The odd thing about the American drive for preeminience in the world—seen at least, from Moneta, Viginia— is that all the things the candidates refer to when they talk about maintaining it—investments in research and support for innovators and improved weapons systems and new energy exploration and clean coal and all of it— are essentially disruptive, in the long term. In the sense that they contribute to the feelings of dislocation described up above. There actually isn't anything at all conservative about Romney's domestic corporatism, either, quite the opposite. His entire fortune and life story are based on his ability to embrace disruptive new ideas, to accept disruption as a path to prosperity—"I like to be able to fire people." His great business success was bringing us Staples. This is how we stay number one, by never resting. Observers have been surprised at Barack Obama's ability to compete with the Romney-Ryan ticket among what they gently call "white working class males," especially in Ohio. But watch just a few of the ads the Obama people have been running on Ohio. It's not a complicated message: These people don't give a fuck about disrupting your life. Over and over, on issue after issue.

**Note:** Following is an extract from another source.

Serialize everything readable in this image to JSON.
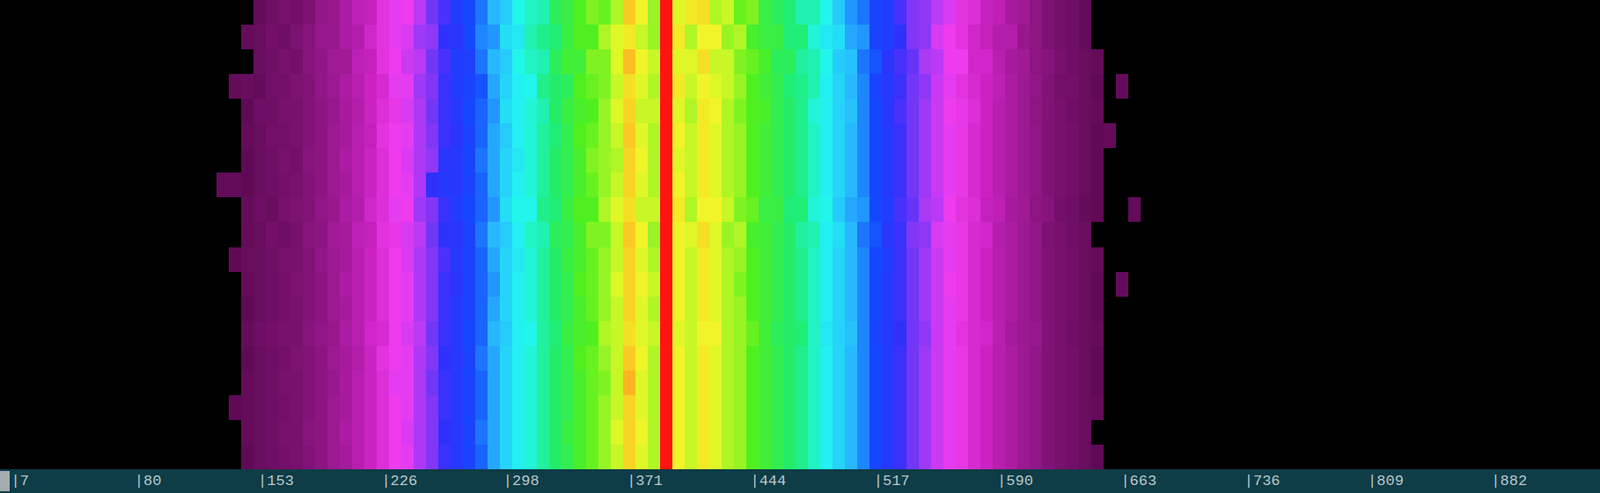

Europe has mostly given up its pretentions to preeminence, and it's been interesting to watch how the traditionally left-wing even the old revolutionary parties have become the conservatives; the right wing parties have become, as Sarkozy had it, the parties of rupture and dynamisme. And the ones playing at past glory—and pressuring Barack Obama into coming along—in Libya.

I ate every meal for four days at a place called the Mayberry Diner, which is a pink little restaurant in the middle of a hayfield where a portrait of Richard Nixon hung over my booth and the waitresses were helpful in getting my iPad hooked up to the wifi. I read the Roanoke papers every morning. Packs of feral dogs were killing cattle in the area. The business of building vacation homes in the Smith Mountain area was expected to be better next year.

I left Virginia and went to North Carolina. The day the Romney campaign decided the state was safe they started moving paid staffers to Ohio and Virginia. So I went fishing, on the Qualla Cherokee reservation, in the North Carolina Smokies. It's a major destination for the kind of southern roadtripper who likes bait-fishing and Indian casinos and campsites with RV hookups, but the streams are beautiful and the Indians stock them with fat trout. I caught a little rainbow. There were confederate flags everywhere. I heard about this reservation once, I can't be totally sure it's true. But most of the Eastern Cherokee supported the Confederacy, and supposedly, after Lee had surrendered at Appomatox, a Union general led a force up into the mountains to tell the Indians to stand down. The Cherokee fighters observed the general's approach and surrounded his forces and, with their own force half the size, they supposedly came out of the woods yelling and painted and terrifying. The Union troops who had come to subdue the Cherokees ended up surrendering to the Cherokees themselves. The Cherokee who told me this story said it was the last recorded Confederate victory. There's a Shell station across from the casino in what they call downtown Cherokee. It had a scrolling sign, below the gas prices: "American Owned. Native American Managed."